Posted by Nydia Streets of Streets Law in Florida Child Custody

When a final judgment that orders a timesharing schedule fails to make findings regarding the best interest of a child, it may be reversed. This was an issue in the case Tucker v. Adams, 5D2025-0937 (Fla. 5th DCA October 3, 2025).

The father in this paternity case appealed a final judgment, arguing it lacked evidentiary support, awarded remedies not sought by the mother, and failed to make required findings. The father failed to provide a transcript of the trial proceedings, so as to his first argument, the appellate court declined to disturb the judgment. Regarding the father’s second argument, the appellate court noted the parties entered a pretrial stipulation in which they both requested that the court decide timesharing and child support, so this argument was waived.

However, as to the third argument about the lack of findings, the appellate court found merit.

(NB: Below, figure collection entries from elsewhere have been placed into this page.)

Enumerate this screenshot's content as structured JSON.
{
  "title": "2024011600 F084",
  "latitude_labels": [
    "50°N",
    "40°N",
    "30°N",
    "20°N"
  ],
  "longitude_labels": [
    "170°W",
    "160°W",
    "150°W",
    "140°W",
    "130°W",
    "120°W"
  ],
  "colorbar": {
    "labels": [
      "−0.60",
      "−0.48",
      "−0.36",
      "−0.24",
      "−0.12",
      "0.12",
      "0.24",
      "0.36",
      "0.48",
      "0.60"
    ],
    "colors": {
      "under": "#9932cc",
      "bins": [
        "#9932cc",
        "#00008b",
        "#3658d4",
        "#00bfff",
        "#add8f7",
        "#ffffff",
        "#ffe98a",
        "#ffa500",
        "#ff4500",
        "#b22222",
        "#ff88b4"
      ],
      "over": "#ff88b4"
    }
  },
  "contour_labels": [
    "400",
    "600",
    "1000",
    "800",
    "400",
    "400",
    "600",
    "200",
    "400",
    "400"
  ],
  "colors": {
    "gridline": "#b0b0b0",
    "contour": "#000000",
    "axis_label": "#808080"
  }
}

The court held:

Unless the parties agree to a timesharing schedule, the court must evaluate all the statutory best interest factors and make specific written findings of fact. § 61.13(2)(c)1., Fla. Stat. (2024). Here, the court erred by creating a timesharing schedule without making any reference to the best interest factors.

In addition, when setting child support, a court must calculate the parties’ net incomes under section 61.30 and include those findings in the judgment. Keck, 414 So. 3d at 398 (quoting Hindle v. Fuith, 33 So. 3d 782, 786 (Fla. 5th DCA 2010)). The court did not do so here, nor did it approve a child support guidelines worksheet. See id. (explaining that a judgment must indicate that the court approved a worksheet in the record).